Ultimo’s warehouses and industrial buildings, on the fringe of Sydney’s CBD, were originally built to drive the development of Australia’s nineteenth-century economy. Today, the NSW Department of Industry is promoting the growth of a Digital Creative Knowledge Hub in Ultimo – a precinct focused on research, development and commercialization in the innovation economy. In fact, the area boasts the highest density of technology and digital startups in Australia.
But precincts don’t develop through govern-ment policy alone. Rather, this initiative leverages the cultural, corporate, government and education organizations already well established in Ultimo, from the ABC, TAFE NSW and the University of Technology, Sydney to IBM, Google, Fairfax and Network Ten. And right in the centre of this hub is the Powerhouse Museum, with its focus on design, technology and innovation.
The museum is also central to a broader creative industries arc stretching from the CBD’s south-west to its south-east, encom-passing Pyrmont, Ultimo, Haymarket, Eveleigh, Waterloo, Surry Hills and Moore Park. Not surprisingly, many design firms and related businesses make their home in this precinct.

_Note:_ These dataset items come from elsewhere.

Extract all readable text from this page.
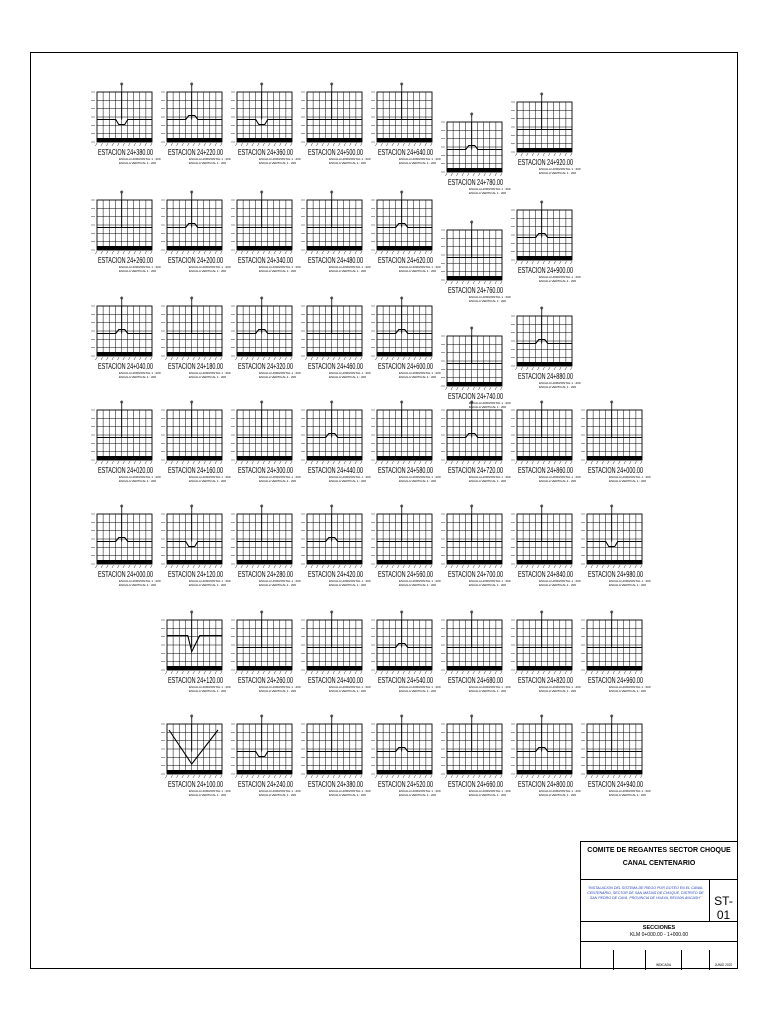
ESTACION 24+380.00
ESCALA HORIZONTAL 1 : 200
ESCALA VERTICAL 1 : 200
ESTACION 24+220.00
ESCALA HORIZONTAL 1 : 200
ESCALA VERTICAL 1 : 200
ESTACION 24+360.00
ESCALA HORIZONTAL 1 : 200
ESCALA VERTICAL 1 : 200
ESTACION 24+500.00
ESCALA HORIZONTAL 1 : 200
ESCALA VERTICAL 1 : 200
ESTACION 24+640.00
ESCALA HORIZONTAL 1 : 200
ESCALA VERTICAL 1 : 200
ESTACION 24+780.00
ESCALA HORIZONTAL 1 : 200
ESCALA VERTICAL 1 : 200
ESTACION 24+920.00
ESCALA HORIZONTAL 1 : 200
ESCALA VERTICAL 1 : 200
ESTACION 24+260.00
ESCALA HORIZONTAL 1 : 200
ESCALA VERTICAL 1 : 200
ESTACION 24+200.00
ESCALA HORIZONTAL 1 : 200
ESCALA VERTICAL 1 : 200
ESTACION 24+340.00
ESCALA HORIZONTAL 1 : 200
ESCALA VERTICAL 1 : 200
ESTACION 24+480.00
ESCALA HORIZONTAL 1 : 200
ESCALA VERTICAL 1 : 200
ESTACION 24+620.00
ESCALA HORIZONTAL 1 : 200
ESCALA VERTICAL 1 : 200
ESTACION 24+760.00
ESCALA HORIZONTAL 1 : 200
ESCALA VERTICAL 1 : 200
ESTACION 24+900.00
ESCALA HORIZONTAL 1 : 200
ESCALA VERTICAL 1 : 200
ESTACION 24+040.00
ESCALA HORIZONTAL 1 : 200
ESCALA VERTICAL 1 : 200
ESTACION 24+180.00
ESCALA HORIZONTAL 1 : 200
ESCALA VERTICAL 1 : 200
ESTACION 24+320.00
ESCALA HORIZONTAL 1 : 200
ESCALA VERTICAL 1 : 200
ESTACION 24+460.00
ESCALA HORIZONTAL 1 : 200
ESCALA VERTICAL 1 : 200
ESTACION 24+600.00
ESCALA HORIZONTAL 1 : 200
ESCALA VERTICAL 1 : 200
ESTACION 24+740.00
ESCALA HORIZONTAL 1 : 200
ESCALA VERTICAL 1 : 200
ESTACION 24+880.00
ESCALA HORIZONTAL 1 : 200
ESCALA VERTICAL 1 : 200
ESTACION 24+020.00
ESCALA HORIZONTAL 1 : 200
ESCALA VERTICAL 1 : 200
ESTACION 24+160.00
ESCALA HORIZONTAL 1 : 200
ESCALA VERTICAL 1 : 200
ESTACION 24+300.00
ESCALA HORIZONTAL 1 : 200
ESCALA VERTICAL 1 : 200
ESTACION 24+440.00
ESCALA HORIZONTAL 1 : 200
ESCALA VERTICAL 1 : 200
ESTACION 24+580.00
ESCALA HORIZONTAL 1 : 200
ESCALA VERTICAL 1 : 200
ESTACION 24+720.00
ESCALA HORIZONTAL 1 : 200
ESCALA VERTICAL 1 : 200
ESTACION 24+860.00
ESCALA HORIZONTAL 1 : 200
ESCALA VERTICAL 1 : 200
ESTACION 24+000.00
ESCALA HORIZONTAL 1 : 200
ESCALA VERTICAL 1 : 200
ESTACION 24+000.00
ESCALA HORIZONTAL 1 : 200
ESCALA VERTICAL 1 : 200
ESTACION 24+120.00
ESCALA HORIZONTAL 1 : 200
ESCALA VERTICAL 1 : 200
ESTACION 24+280.00
ESCALA HORIZONTAL 1 : 200
ESCALA VERTICAL 1 : 200
ESTACION 24+420.00
ESCALA HORIZONTAL 1 : 200
ESCALA VERTICAL 1 : 200
ESTACION 24+560.00
ESCALA HORIZONTAL 1 : 200
ESCALA VERTICAL 1 : 200
ESTACION 24+700.00
ESCALA HORIZONTAL 1 : 200
ESCALA VERTICAL 1 : 200
ESTACION 24+840.00
ESCALA HORIZONTAL 1 : 200
ESCALA VERTICAL 1 : 200
ESTACION 24+980.00
ESCALA HORIZONTAL 1 : 200
ESCALA VERTICAL 1 : 200
ESTACION 24+120.00
ESCALA HORIZONTAL 1 : 200
ESCALA VERTICAL 1 : 200
ESTACION 24+260.00
ESCALA HORIZONTAL 1 : 200
ESCALA VERTICAL 1 : 200
ESTACION 24+400.00
ESCALA HORIZONTAL 1 : 200
ESCALA VERTICAL 1 : 200
ESTACION 24+540.00
ESCALA HORIZONTAL 1 : 200
ESCALA VERTICAL 1 : 200
ESTACION 24+680.00
ESCALA HORIZONTAL 1 : 200
ESCALA VERTICAL 1 : 200
ESTACION 24+820.00
ESCALA HORIZONTAL 1 : 200
ESCALA VERTICAL 1 : 200
ESTACION 24+960.00
ESCALA HORIZONTAL 1 : 200
ESCALA VERTICAL 1 : 200
ESTACION 24+100.00
ESCALA HORIZONTAL 1 : 200
ESCALA VERTICAL 1 : 200
ESTACION 24+240.00
ESCALA HORIZONTAL 1 : 200
ESCALA VERTICAL 1 : 200
ESTACION 24+380.00
ESCALA HORIZONTAL 1 : 200
ESCALA VERTICAL 1 : 200
ESTACION 24+520.00
ESCALA HORIZONTAL 1 : 200
ESCALA VERTICAL 1 : 200
ESTACION 24+660.00
ESCALA HORIZONTAL 1 : 200
ESCALA VERTICAL 1 : 200
ESTACION 24+800.00
ESCALA HORIZONTAL 1 : 200
ESCALA VERTICAL 1 : 200
ESTACION 24+940.00
ESCALA HORIZONTAL 1 : 200
ESCALA VERTICAL 1 : 200
COMITE DE REGANTES SECTOR CHOQUE
CANAL CENTENARIO
"INSTALACION DEL SISTEMA DE RIEGO POR GOTEO EN EL CANAL CENTENARIO, SECTOR DE SAN MATIAS DE CHOQUE, DISTRITO DE SAN PEDRO DE CAYA, PROVINCIA DE HUAYA, REGION ANCASH"	ST-01
SECCIONES
KLM 0+000.00 - 1+000.00
INDICADA	JUNIO 2022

But in an age where technology allows a designer to work from Byron Bay or Botswana, connected via the cloud to an office in London, does a creative industries precinct really have any currency?
Undoubtedly, the digital age brings endless possibilities in terms of global networking and collaboration. But for the many creative businesses that choose to be based in or near Ultimo, the area offers proximity-based opportunities to collaborate, share knowledge and innovate. A precinct like this creates synergies between businesses and those that service them; it’s an ecosystem that fosters a vibrant design culture and strengthens the local design industry.
The design profession doesn’t usually get mentioned among the buzzwords that couch many government innovation statements. But designers are key contributors in the value chain of the new economy: they drive the processes that enable ideas to take shape as commercially viable products, services and spaces. For countries looking to gain a competitive advantage in global markets, understanding and promoting the role of design is critical.
And the Powerhouse, with its “design and science” tagline, has been effectively promoting the power of design for close to thirty years. It’s also the only museum in Australia that actively collects and records contemporary Australian industrial design.
The Design Institute of Australia (DIA) has been involved with the museum since its inception. And in return, through exhibitions, research and educational programs, the museum has played a vital role in the development of the New South Wales design industry. The DIA also collaborated with the museum to produce the first Sydney Design Week in 1997, now one of the longest-running design festivals in the world.
But Sydney’s creative industries aren’t limited to this inner precinct. Western Sydney is Australia’s third-largest economy and the region is rapidly transforming from an industrial to a knowledge economy. Establishing a major museum will be an important step in this development. If realized well, a great new twenty-first-century cultural institution will emerge – a museum that is a vital part of Parramatta and its future at the centre of one of the state’s fastest growing regions. It also means that more of the vast MAAS collection, much of which is held in storage facilities, will have the chance to see the light of day.
But closing the Powerhouse Museum in Ultimo seems like a false start for such an ambitious project.
The Powerhouse promotes a critical understanding of design as an aspect of cultural production and as an indispensable driver for economic, technological and social change. The museum, with its deep roots in Ultimo and the design community, is a place where anyone can be inspired about the future of design in Australia and the role it will play in our future prosperity. In a world that is evolving at an ever-accelerating rate, the Powerhouse Museum in Ultimo has never been more important.